Step 1: Define the given forces and angle:
Force1 = 10 N
Force2 = 12 N
Angle = 60°
Step 2: Calculate the magnitude of the resultant force using the law of cosines:
Resultant^2 = Force1^2 + Force2^2 - 2 * Force1 * Force2 * cos(Angle)
Resultant^2 = 10^2 + 12^2 - 2 * 10 * 12 * cos(60°)
Resultant^2 = 100 + 144 - 240 * 0.5
Resultant^2 = 100 + 144 - 120
Resultant^2 = 124
Taking the square root of both sides:
Resultant = √124
Resultant ≈ 11.135 N
Step 3: Calculate the direction of the resultant force using the law of sines:
sin(θ) / Force1 = sin(180° - θ) / Resultant
sin(θ) / 10 = sin(180° - 60°) / 11.135
sin(θ) / 10 = sin(120°) / 11.135
sin(θ) / 10 = √3 / 11.135
Cross-multiply:
sin(θ) = (√3 / 11.135) * 10
sin(θ) = √3 / 1.1135
Taking the inverse sine:
θ = sin^(-1)(√3 / 1.1135)
θ ≈ 63.43°
Therefore, the magnitude of the resultant force is approximately 11.135 N, and the direction is approximately 63.43°.
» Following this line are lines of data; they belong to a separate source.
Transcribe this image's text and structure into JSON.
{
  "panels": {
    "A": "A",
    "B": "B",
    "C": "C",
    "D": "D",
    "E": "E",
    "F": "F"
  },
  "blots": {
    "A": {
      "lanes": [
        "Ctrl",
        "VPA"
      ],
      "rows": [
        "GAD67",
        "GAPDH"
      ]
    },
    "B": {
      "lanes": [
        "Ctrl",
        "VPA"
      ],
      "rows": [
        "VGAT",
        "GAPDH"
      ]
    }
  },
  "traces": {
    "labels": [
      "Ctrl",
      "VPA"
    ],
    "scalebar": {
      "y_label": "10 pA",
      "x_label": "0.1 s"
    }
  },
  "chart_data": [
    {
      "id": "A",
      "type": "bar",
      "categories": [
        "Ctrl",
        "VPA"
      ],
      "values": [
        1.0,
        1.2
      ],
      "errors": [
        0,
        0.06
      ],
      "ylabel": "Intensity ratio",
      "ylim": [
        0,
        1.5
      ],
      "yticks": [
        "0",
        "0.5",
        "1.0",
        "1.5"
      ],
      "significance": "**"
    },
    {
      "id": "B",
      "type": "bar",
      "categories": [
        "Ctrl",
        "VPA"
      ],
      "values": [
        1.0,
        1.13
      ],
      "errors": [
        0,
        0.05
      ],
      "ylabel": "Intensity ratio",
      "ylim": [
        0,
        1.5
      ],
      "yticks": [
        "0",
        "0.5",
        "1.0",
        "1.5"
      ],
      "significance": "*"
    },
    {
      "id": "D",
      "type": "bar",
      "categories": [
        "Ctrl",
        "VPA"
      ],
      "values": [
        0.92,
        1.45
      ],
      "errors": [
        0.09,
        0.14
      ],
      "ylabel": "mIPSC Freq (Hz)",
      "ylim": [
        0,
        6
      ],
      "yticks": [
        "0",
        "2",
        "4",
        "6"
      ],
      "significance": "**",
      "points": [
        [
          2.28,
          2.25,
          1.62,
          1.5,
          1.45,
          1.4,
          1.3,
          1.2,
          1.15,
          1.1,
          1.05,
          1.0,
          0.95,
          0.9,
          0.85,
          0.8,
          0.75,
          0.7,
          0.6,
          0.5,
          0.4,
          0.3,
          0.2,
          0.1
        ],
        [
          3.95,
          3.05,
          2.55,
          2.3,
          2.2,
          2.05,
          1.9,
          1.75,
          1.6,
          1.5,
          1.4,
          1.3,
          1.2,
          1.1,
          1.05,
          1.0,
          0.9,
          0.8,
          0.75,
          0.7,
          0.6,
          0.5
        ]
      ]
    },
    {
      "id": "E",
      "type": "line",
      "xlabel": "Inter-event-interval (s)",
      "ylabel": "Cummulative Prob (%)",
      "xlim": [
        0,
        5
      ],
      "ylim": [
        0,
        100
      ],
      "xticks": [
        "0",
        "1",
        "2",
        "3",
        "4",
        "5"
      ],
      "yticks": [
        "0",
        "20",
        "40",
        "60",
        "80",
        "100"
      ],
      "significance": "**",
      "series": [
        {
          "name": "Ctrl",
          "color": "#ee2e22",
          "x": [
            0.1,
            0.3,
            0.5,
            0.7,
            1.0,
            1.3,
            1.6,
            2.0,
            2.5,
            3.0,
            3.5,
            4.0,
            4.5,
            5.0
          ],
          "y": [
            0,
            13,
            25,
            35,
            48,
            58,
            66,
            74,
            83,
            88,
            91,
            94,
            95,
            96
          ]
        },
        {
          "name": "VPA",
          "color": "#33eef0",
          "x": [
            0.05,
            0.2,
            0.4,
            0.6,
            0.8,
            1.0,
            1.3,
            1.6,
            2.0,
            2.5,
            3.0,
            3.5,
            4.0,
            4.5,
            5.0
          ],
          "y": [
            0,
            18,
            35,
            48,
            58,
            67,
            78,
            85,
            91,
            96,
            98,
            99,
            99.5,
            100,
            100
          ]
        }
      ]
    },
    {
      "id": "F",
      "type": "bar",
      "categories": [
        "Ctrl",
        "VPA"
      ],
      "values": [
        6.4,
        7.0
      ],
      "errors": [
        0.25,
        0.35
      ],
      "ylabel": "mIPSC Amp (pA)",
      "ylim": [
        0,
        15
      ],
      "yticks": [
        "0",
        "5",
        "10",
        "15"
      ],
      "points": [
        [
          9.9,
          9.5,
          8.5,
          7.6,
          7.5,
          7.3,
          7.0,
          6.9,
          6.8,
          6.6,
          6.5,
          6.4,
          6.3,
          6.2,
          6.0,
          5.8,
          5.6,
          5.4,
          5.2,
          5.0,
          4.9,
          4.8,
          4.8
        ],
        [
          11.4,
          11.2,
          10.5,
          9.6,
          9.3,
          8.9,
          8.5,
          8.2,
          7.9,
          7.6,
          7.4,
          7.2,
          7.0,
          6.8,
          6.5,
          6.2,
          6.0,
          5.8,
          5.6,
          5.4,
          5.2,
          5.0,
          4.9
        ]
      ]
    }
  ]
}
To find the magnitude of the resultant force, we can use the law of cosines. The law of cosines states that for a triangle with sides a, b, and c and an angle θ across from side c:
c^2 = a^2 + b^2 - 2ab*cos(θ)
In this case, the magnitudes of the forces are a = 10 N and b = 12 N, and the angle between them is 60°. Let's call the magnitude of the resultant force c.
c^2 = 10^2 + 12^2 - 2*10*12*cos(60°)
c^2 = 100 + 144 - 240*cos(60°)
c^2 = 244 - 240(0.5)
c^2 = 244 - 120
c^2 = 124
c = square root of 124
c ≈ 11.14 N
Therefore, the magnitude of the resultant force is approximately 11.14 N.
To find the direction of the resultant force, we can use the law of sines. The law of sines states that for a triangle with sides a, b, and c and opposite angles A, B, and C:
a/sin(A) = b/sin(B) = c/sin(C)
In this case, the magnitudes of the forces are a = 10 N and b = 12 N, and the angle opposite to the side c is 60°. Let's call the angle opposite to the side c θ.
10/sin(θ) = 12/sin(60°)
10*sin(60°) = 12*sin(θ)
10*(√3/2) = 12*sin(θ)
5√3 = 12*sin(θ)
sin(θ) = (5√3)/12
θ = arcsin((5√3)/12)
θ ≈ 34.43°
Therefore, the direction of the resultant force is approximately 34.43°.